The need for fleet management arose from the
requirements of passengers and freight transportation services. Usually, their
fleet is considered heterogeneous because it includes a variety of vehicles.
Some of the fleets must perform tasks that may be known beforehand or are done
repetitively. Most of them respond to demand. The scale and size of the fleet
can be massive.
The complexity is clearer in the case of public
transport which usually has a scheduled transportation network. They use
techniques and ideas from mathematics as well as computer science. Tools and
concepts include graph and network algorithms, combinatorial optimizations,
approximations and online algorithms, stochastic and robust optimization. Newer
models and algorithms can improve the productivity of resources, efficiency,
and network capacity. One of the ways to do that has been to leverage a
database and use parameterized queries. The order of the data in the database
provides just the right framework for the query methods to return an accurate
and complete set of results. The results might differ on consistency levels,
responsiveness and coverage depending on whether the relational, batch or
streaming mode was used.
When the transportation problems were modeled, they were
often treated as combinatorial optimization problems which included vehicle
routing, scheduling, and network design. These are notoriously difficult to
solve, even in a static context. This led to the need for a human dispatcher in
many fleet management scenarios. Emergence of powerful computing including
meta-heuristics, distributed and parallel computing has now made that somewhat
easier. One of the main challenges is the need to handle dynamic data.
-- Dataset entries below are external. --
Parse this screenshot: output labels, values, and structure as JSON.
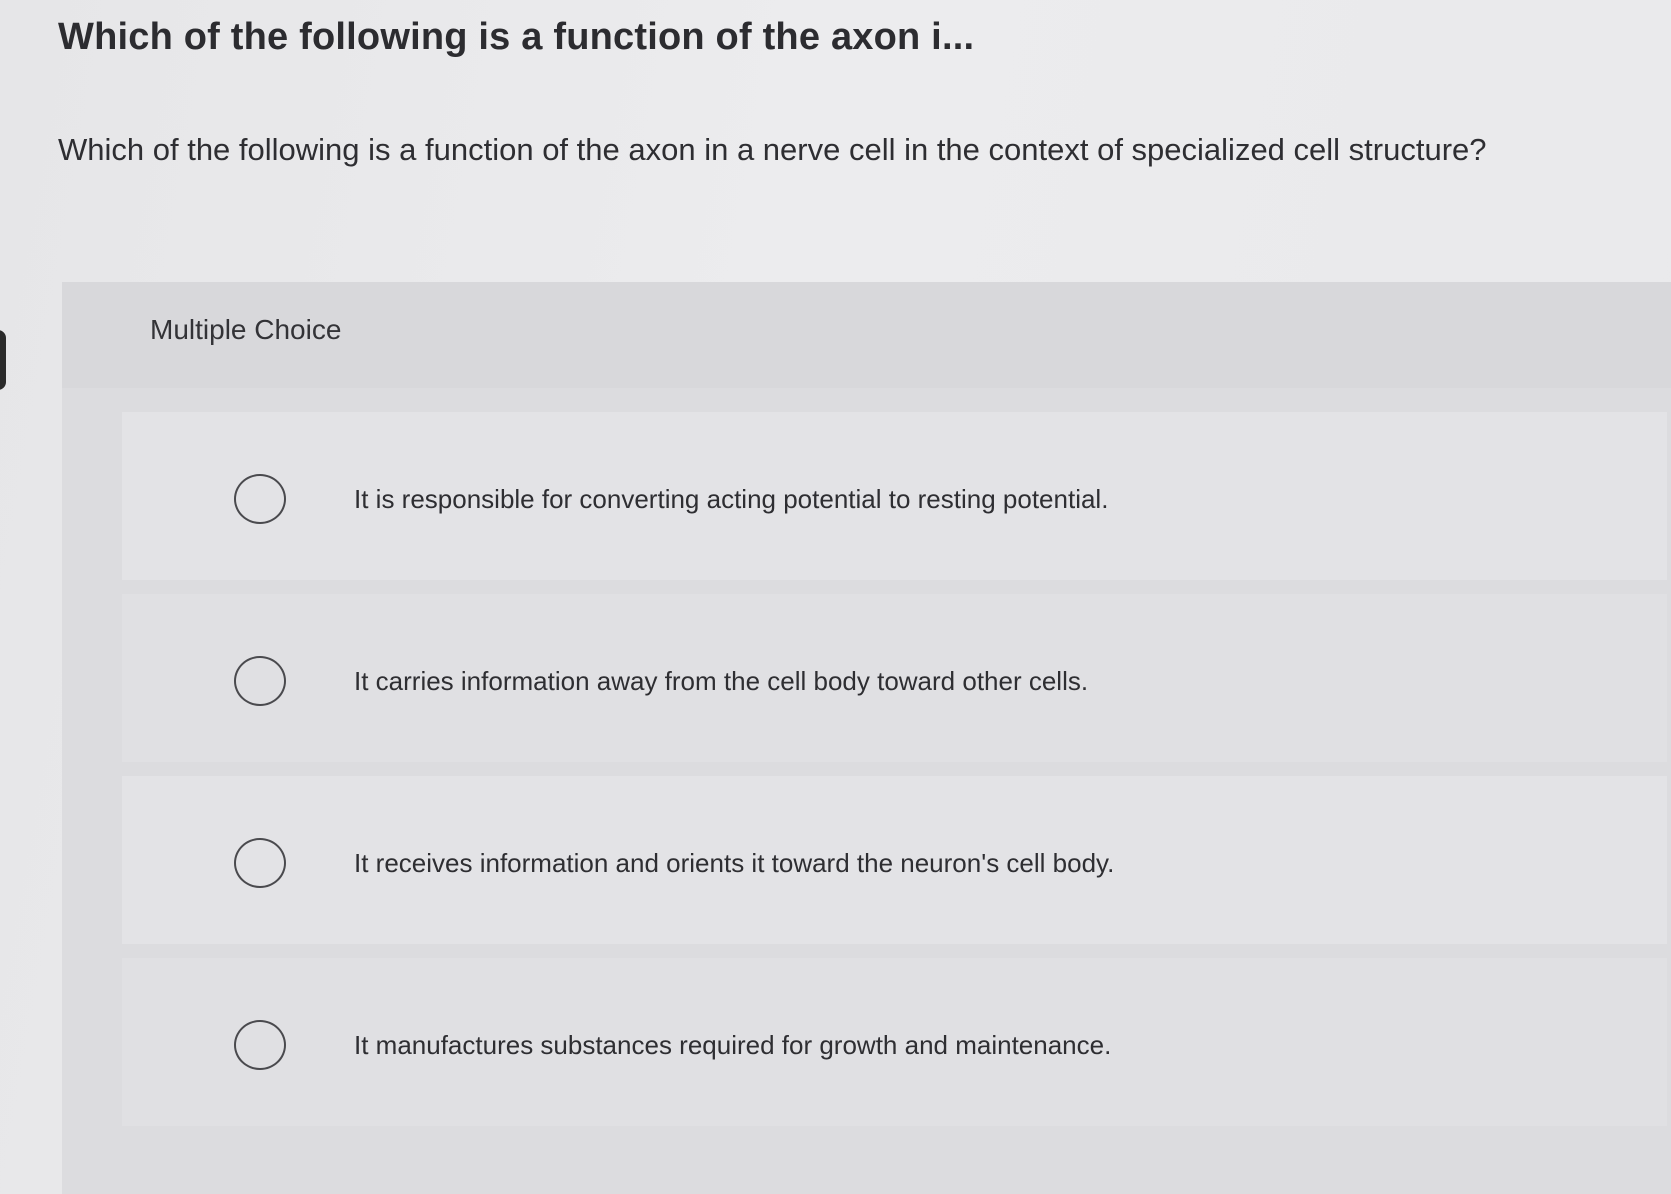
{
  "question": {
    "title": "Which of the following is a function of the axon i...",
    "text": "Which of the following is a function of the axon in a nerve cell in the context of specialized cell structure?"
  },
  "answer_panel": {
    "label": "Multiple Choice",
    "options": [
      {
        "text": "It is responsible for converting acting potential to resting potential.",
        "selected": false
      },
      {
        "text": "It carries information away from the cell body toward other cells.",
        "selected": false
      },
      {
        "text": "It receives information and orients it toward the neuron's cell body.",
        "selected": false
      },
      {
        "text": "It manufactures substances required for growth and maintenance.",
        "selected": false
      }
    ]
  }
}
Vehicle routing and scheduling is one such class of
problems. A fleet of vehicles with limited capacity based at one or several
depots must be routed serving a certain number of customers to minimize the
number of routes, total traveling time and the distance traveled. Additional
restrictions can specialize this class of problems with time windows where each
customer is served in a specified time interval. This class of problems is
central to the field of transportation, distribution, and logistics.
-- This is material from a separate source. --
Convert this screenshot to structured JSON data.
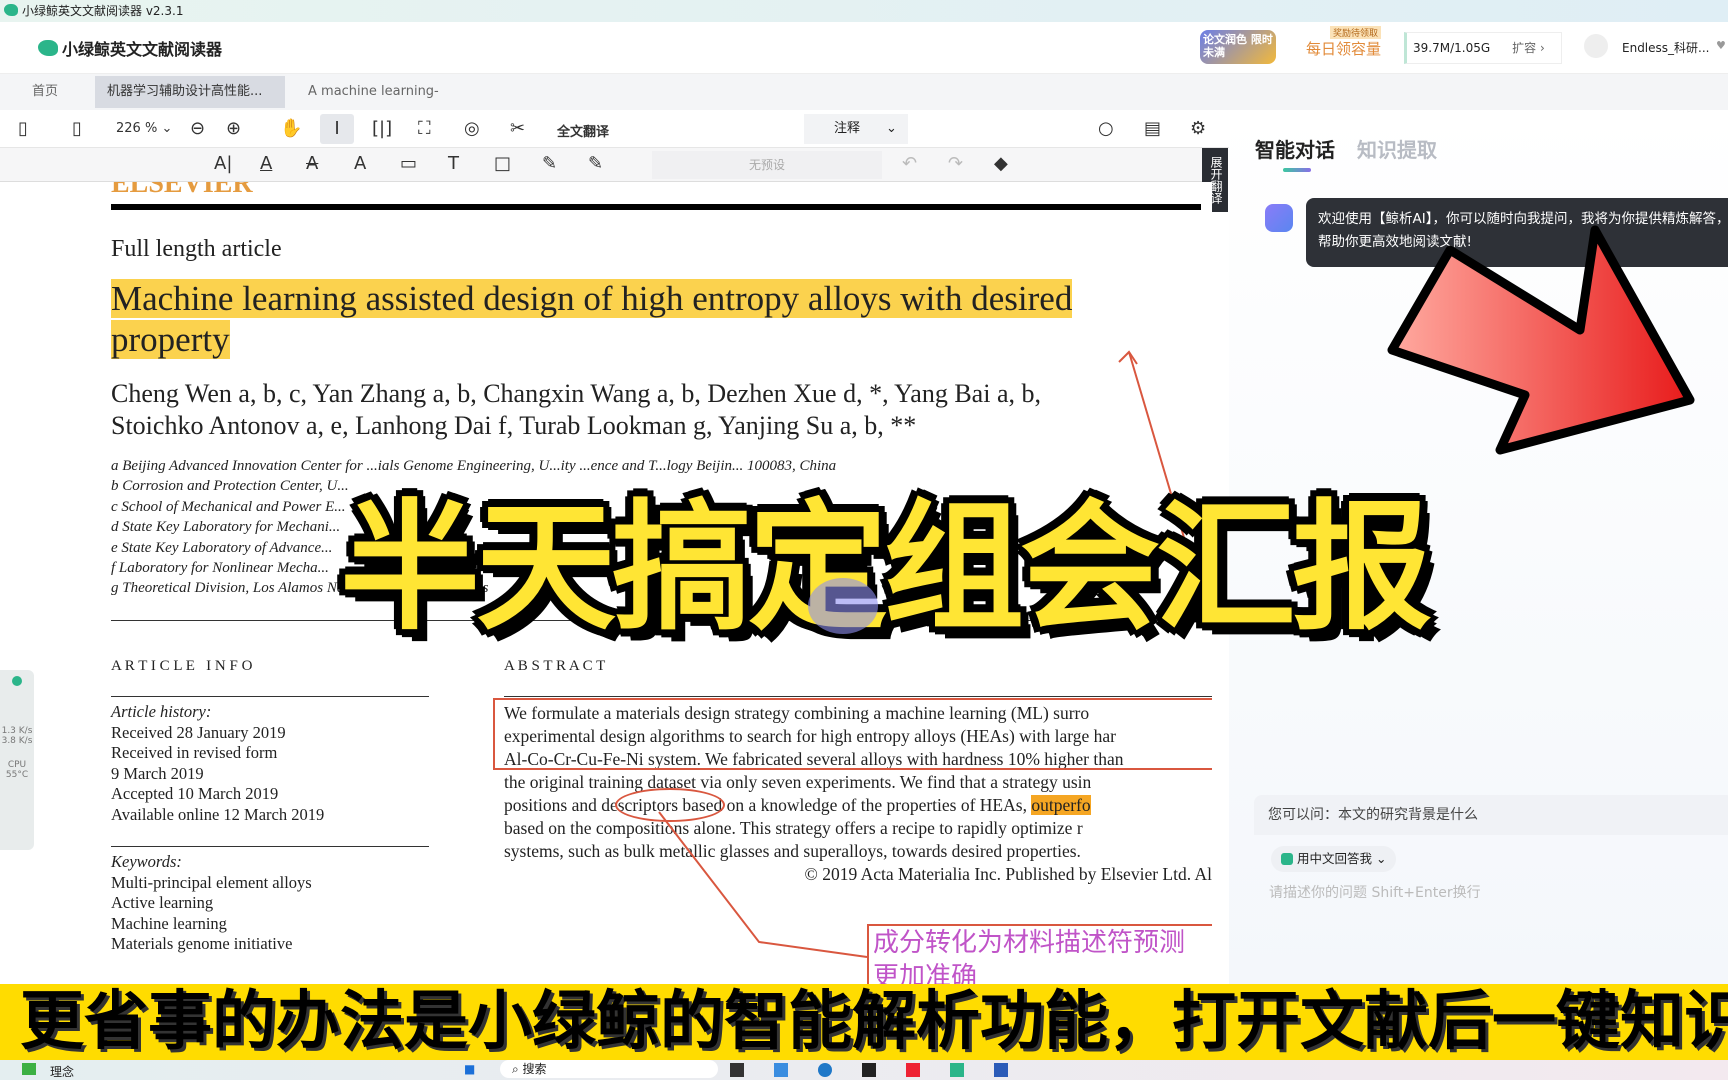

Mathematical formulations of this class of problems have
bounded certain parameters and changed the criteria to obtain approximate
solutions instead of optimal ones because the class of problems is inherently
an NP-hard problem. In the last fifteen years, an incremental amount of
metaheuristic algorithms has been designed. These include simulated annealing,
genetic algorithms, artificial neural networks, tabu search, ant colony
optimization, Greedy Randomized adaptive search procedure, Guided local search
and variable neighborhood search along with several hybrid techniques. Local
search is the most frequently used heuristic technique for solving
combinatorial optimization problems. Sequential search is a general technique
for the efficient exploration of local search neighborhoods. One of its key
concepts is the systematic decomposition of moves, which allows pruning options
within the local search based on associated partial gains.